Pretoria - The government, business, labour and community organisations on Wednesday signed two accords aimed at improving skills development and quality education.
Brokered over the past few months, the National Skills Accord and the Accord on Basic Education and Partnerships with Schools are national efforts to speed up the skilling of young South Africans, a key element in the new growth path (NGP), Economic Development Minister Ebrahim Patel
said at the signing ceremony.
"Addressing education and skills development is one of the core aspects of the NGP, as improvements in education and skills development are a prerequisite for achieving many of its goals," he said.
In terms of the skills accord, employers in collaboration with the sector education and training authorities (Setas) committed to placing 30 000 artisans in training programmes this financial year.
The target included 31% in the government sector, 13% in state-owned enterprises (SOEs), and the balance (56%) in the private sector.
Companies would make 12 000 placement/internship spaces available for further education and training (FET) college graduates and 5 000 internships for third-year students at universities of technology in a phased approach over three years.
Business committed to improve spending on training that companies undertook in addition to the 1% compulsory training levy to between 3% and 5% of payroll.
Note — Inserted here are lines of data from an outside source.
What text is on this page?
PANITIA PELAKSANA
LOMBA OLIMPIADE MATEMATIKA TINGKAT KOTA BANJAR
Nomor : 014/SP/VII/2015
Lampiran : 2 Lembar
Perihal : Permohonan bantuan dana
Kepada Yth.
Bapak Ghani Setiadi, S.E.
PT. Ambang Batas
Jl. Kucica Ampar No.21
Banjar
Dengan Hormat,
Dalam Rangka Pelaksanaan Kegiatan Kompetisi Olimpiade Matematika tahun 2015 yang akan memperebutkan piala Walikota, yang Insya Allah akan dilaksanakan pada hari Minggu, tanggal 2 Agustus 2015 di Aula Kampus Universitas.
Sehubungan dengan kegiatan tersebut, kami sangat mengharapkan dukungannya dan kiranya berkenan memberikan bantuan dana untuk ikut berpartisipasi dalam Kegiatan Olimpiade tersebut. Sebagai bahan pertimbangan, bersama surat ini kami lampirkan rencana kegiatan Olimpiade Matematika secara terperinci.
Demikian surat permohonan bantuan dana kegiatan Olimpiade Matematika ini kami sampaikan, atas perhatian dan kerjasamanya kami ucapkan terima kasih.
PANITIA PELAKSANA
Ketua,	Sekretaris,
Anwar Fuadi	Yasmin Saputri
This meant the norm of spending on training would be 4% to 6% of payroll, providing an injection of resources to address skills needs.
The government would develop targets for internships throughout the public sector.
It committed to enrol at least 20 000 people as apprentices and learners between 2011 and 2015.
Annual binding targets had been set for the larger SOEs, such as Eskom, SAA/SAX, Transnet, Denel, Safcor, Alexcor, and Infraco.
In terms of the basic education accord, organised labour, business, and community organisations committed, among other things, to an initial target of between 100 and 200 schools to be supported in the adopt-a-school initiative this year.
Following an evaluation of the success of the interventions, an expanded programme would increase the target to between 500 and 1 000 schools.
The basic education department and the provincial departments would supply the social partners with a list of schools and the social partners would identify the schools with which they planned to work closely.